Mükellefler, dava dilekçesinde uyuşmazlığın konusunu ve gerekçelerini açıkça belirtmelidir. Ayrıca, dava sürecinde tahsilatın durması için yürütmenin durdurulması talebi yapılabilir (İdari Yargılama Usulü Kanunu m.27). Yürütmenin durdurulması, telafisi güç zararların doğma ihtimali ve işlemin açık hukuka aykırılığı halinde kabul edilmektedir.
Vergi davalarında, mükelleflerin iddialarını desteklemek için delil sunmaları önemlidir. Defter ve belgeler, vergi inceleme raporları ve diğer yazılı belgeler mahkemeye ibraz edilebilir. Teknik konuların aydınlatılması gerektiğinde, mahkeme bilirkişi incelemesine de başvurabilir.

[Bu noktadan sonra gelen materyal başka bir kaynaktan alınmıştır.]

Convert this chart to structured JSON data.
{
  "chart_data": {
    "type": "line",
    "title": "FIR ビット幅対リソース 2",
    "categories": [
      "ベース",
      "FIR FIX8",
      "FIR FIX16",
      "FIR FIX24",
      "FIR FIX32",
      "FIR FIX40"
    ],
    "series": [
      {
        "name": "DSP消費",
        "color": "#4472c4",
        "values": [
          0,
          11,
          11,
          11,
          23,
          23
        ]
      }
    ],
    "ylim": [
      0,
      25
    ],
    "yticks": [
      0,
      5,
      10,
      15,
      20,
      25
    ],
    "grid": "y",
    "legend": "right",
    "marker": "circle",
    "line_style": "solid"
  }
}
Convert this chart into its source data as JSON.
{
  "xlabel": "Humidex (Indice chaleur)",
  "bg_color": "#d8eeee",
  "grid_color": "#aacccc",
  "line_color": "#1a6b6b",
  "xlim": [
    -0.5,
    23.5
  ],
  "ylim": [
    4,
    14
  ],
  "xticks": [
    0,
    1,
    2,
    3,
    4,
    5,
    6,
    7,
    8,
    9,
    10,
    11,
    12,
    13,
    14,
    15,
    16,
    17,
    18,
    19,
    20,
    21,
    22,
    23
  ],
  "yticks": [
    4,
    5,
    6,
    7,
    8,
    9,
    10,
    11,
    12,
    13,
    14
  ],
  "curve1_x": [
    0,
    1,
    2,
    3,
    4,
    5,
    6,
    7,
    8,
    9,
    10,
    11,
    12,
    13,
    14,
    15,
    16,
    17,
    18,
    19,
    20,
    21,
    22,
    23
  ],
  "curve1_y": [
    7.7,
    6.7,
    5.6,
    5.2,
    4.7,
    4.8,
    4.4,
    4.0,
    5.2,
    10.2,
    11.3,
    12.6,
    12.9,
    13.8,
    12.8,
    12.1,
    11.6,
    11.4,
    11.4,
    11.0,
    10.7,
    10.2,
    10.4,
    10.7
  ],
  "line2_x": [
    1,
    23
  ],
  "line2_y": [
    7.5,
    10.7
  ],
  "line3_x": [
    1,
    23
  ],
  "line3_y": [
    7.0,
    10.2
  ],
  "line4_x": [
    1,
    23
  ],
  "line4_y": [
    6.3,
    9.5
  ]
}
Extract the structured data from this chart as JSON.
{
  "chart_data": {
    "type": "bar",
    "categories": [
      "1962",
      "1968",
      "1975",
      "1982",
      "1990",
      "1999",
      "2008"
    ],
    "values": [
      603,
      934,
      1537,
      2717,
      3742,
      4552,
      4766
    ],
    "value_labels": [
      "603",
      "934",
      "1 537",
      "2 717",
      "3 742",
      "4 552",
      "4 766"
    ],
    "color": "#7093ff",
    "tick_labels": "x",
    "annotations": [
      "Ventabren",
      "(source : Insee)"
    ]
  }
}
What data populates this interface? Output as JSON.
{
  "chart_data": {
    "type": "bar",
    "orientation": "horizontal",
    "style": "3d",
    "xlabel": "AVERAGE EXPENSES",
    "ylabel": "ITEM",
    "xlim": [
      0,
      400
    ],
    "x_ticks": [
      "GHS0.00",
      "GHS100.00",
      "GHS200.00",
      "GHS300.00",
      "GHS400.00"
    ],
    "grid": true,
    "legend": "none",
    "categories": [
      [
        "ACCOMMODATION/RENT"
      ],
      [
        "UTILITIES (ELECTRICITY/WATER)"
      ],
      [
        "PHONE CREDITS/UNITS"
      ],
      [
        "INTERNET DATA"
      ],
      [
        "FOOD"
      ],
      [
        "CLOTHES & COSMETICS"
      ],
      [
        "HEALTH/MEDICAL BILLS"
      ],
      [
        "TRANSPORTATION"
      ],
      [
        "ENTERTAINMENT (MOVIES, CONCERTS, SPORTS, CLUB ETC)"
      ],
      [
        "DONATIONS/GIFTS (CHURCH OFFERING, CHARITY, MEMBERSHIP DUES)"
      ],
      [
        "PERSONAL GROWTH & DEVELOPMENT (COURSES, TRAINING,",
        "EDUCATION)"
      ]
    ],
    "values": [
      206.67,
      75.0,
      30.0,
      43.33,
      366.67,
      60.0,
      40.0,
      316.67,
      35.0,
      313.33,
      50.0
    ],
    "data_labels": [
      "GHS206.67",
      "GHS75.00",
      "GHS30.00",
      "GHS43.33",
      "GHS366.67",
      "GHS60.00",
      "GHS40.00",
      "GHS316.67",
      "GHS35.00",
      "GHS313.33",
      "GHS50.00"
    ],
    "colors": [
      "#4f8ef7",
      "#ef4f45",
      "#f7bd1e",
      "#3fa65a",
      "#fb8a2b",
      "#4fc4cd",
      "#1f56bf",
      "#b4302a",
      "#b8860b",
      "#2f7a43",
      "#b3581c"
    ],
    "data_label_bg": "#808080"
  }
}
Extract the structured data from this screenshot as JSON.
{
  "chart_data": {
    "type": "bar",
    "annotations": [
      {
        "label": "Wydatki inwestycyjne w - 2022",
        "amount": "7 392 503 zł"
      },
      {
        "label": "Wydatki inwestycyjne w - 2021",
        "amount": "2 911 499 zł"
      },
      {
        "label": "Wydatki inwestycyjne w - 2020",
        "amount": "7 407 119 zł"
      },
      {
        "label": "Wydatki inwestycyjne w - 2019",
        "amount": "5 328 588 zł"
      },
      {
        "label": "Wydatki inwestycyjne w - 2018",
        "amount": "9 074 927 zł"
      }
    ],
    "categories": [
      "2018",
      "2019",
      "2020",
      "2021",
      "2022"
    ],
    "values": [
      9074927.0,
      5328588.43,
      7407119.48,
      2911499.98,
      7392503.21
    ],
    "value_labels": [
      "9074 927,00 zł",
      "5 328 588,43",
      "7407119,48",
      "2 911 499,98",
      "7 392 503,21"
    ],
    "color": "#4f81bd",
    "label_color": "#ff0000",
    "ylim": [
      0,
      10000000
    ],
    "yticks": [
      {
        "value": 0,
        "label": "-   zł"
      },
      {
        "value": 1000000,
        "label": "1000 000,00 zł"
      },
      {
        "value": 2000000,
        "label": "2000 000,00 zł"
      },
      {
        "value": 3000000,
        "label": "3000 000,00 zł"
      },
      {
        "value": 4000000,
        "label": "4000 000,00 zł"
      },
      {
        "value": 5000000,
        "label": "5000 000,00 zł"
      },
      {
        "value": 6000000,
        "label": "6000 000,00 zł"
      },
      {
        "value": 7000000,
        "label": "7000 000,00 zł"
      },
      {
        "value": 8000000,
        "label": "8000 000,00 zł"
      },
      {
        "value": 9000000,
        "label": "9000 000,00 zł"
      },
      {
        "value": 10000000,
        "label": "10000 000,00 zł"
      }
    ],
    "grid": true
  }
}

Vergi idaresi, dava sürecinde veya öncesinde vergi alacağını güvence altına almak için çeşitli tedbirler alabilir. Bu tedbirler mükelleflerin malvarlığı üzerinde etkili olabildiğinden, doğru yönetilmesi gerekir.
Vergi idaresi, mükellefin mallarını güvence altına almak için ihtiyati haciz uygulayabilir. Ayrıca, henüz kesinleşmemiş alacaklar için ihtiyati tahakkuk yapılması mümkündür. Bu işlemler, vergi dairesine mükellefin ödeme gücünü güvence altına alma imkânı tanır, ancak mükellef açısından ciddi hak kayıpları doğurabileceğinden yargısal denetime tabidir.
Mükellefler, vergi borçlarını ödemekte zorlanmaları halinde tecil ve taksitlendirme talebinde bulunabilirler, bu durumda vergi borcu belirli vadelerle ödenebilir. Ayrıca vergi borcunun güvence altına alınması için farklı teminat türleri kullanılabilir: nakit para, banka teminat mektubu, devlet tahvilleri veya taşınmaz ipoteği gibi seçenekler mükellefin borcunu güvence altına almasına yardımcı olur.
Vergi borçlarının geç ödenmesi halinde, mükellefler faiz ve gecikme zammı ile karşı karşıya kalır. Bunun yanı sıra, vergi hesaplamasında yapılan hatalar da mükellef aleyhine sonuçlar doğurabilir.
Vergi hataları; matrah, mükerrer tarhiyat veya yanlış oran uygulanması gibi durumlarda ortaya çıkabilir (VUK m.116-120).
Mükellefler, bu hataların düzeltilmesi için vergi dairesine başvurarak hesap hatalarına itiraz edebilirler.
Vergi alacağında zamanaşımı süresi beş yıldır (VUK m.114).
Ayrıca mükelleflerin, vergi borçlarını ödemede mahsup talebi hakları vardır (VUK m.112). Mahsup, fazla veya yersiz ödenen vergilerin başka borçlara sayılması yoluyla gerçekleşir.
Vergi mahkemesinde verilen kararlara karşı, üst yargı mercilerine başvuru mümkündür.
Vergi mahkemesi kararlarına karşı 30 gün içinde istinaf yoluna başvurulabilir. İstinaf incelemesi, Bölge İdare Mahkemesi tarafından yapılır. Burada uyuşmazlık hem maddi hem de hukuki yönden yeniden değerlendirilir. Bölge İdare kararlarına karşı ise Danıştay’da temyiz yoluna gidilebilir.
Danıştay’ın vermiş olduğu kararların bazı durumlarda tekrar incelenmesi için karar düzeltme yolu açıktır. Karar düzeltme, sadece belirli usul hataları veya açık hukuka aykırılık hallerinde mümkündür.